Она покачала головой.
— Я думала все утро, и я не помню, чтобы встречала его раньше. Но, думаю…
Я выждал миг и спросил:
— Что думаешь?
Она медленно выдохнула, теребя уголок этикетки бутылки.
— Если ты прав, и он сильно отреагировал на моего отца, то есть шанс, что он охотится за мной из-за моего папы.
Хм, был не просто шанс. Но я это не сказал, решив подождать, пока она откроется.
— О чем ты?
— Мой папа арестовал многих преступников за свою карьеру. Властных, которые думали, что их не тронут, — она кашлянула. — И их угрозы местью ему и нашей семье — почти клише. Такое происходит ежегодно.
— Ежегодно?
Она кивнула.
— Но это не тревожило. Почти всех тех мификов казнили. И я ходила в частную школу мификов с отличной охраной, так что плуты не могли до меня добраться.
— Но ты уже не в частной школе.
— И так уже годы, — возразила она, почти безумно теребя этикетку. — И никто меня не трогал. Почему сейчас? И почему здесь, так далеко от ЛА?
— Почему не спросить у твоего папы? Он знает все свои дела, и убийственный электромаг с демоном с незаконным контрактом должен выделяться.
Она помрачнела.
— Я не могу, Кит.
— Почему? Вы не общаетесь? — я нахмурился. — Разве он не хочет вернуть тебя в участок в ЛА, чтобы ты работала с ним?
— Да.
— Тогда почему…
Она оторвала кусок этикетки.
— Кит, пожалуйста. Я не могу спросить у папы, точка.

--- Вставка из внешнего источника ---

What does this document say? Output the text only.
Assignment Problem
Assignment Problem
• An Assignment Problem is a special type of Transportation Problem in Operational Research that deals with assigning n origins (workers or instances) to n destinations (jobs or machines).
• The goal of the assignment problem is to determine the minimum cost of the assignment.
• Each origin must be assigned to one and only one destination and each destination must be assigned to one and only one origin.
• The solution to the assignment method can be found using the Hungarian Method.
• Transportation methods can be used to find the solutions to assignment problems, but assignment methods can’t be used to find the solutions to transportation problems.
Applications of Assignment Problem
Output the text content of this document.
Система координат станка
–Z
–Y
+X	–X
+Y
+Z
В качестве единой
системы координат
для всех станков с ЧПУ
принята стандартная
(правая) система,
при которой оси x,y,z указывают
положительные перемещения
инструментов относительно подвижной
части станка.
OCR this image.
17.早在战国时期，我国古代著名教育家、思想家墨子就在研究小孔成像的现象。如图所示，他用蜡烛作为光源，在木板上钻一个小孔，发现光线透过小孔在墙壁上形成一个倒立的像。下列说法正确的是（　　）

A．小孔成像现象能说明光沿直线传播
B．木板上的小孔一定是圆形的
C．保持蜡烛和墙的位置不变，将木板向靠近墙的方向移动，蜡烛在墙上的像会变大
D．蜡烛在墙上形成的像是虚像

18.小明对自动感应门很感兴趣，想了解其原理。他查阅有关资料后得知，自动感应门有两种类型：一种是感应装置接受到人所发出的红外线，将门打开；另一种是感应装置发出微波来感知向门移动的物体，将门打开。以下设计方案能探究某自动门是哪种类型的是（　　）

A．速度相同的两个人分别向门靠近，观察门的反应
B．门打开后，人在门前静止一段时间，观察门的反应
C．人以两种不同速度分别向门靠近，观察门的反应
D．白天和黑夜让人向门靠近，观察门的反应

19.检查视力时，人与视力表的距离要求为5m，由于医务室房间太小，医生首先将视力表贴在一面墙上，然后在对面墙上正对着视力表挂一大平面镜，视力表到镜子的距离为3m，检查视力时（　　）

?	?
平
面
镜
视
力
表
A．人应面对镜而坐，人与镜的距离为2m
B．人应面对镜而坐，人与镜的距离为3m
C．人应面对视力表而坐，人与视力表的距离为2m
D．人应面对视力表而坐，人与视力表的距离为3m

Открыться не вышло. Я уперся локтями в стойку.
— Ладно.
Мы тихо сидели, и я смотрел, как Линна рвала этикетку на полоски, собирая их горкой на стойке. Здание было большим? Бармен не спешила.
— Не смотри на меня так, Кит.
— Как?
— Так, — она стала рвать полоски на клочки. — Это твое «думающее» лицо.
— Ты не хочешь, чтобы я думал?
Обычно она закатила бы глаза в ответ, но она была слишком сосредоточена на уничтожении бедной этикетки до атомов.
— У тебя такое лицо, когда ты пытаешься что-то понять, — сказала она. — Или кого-то.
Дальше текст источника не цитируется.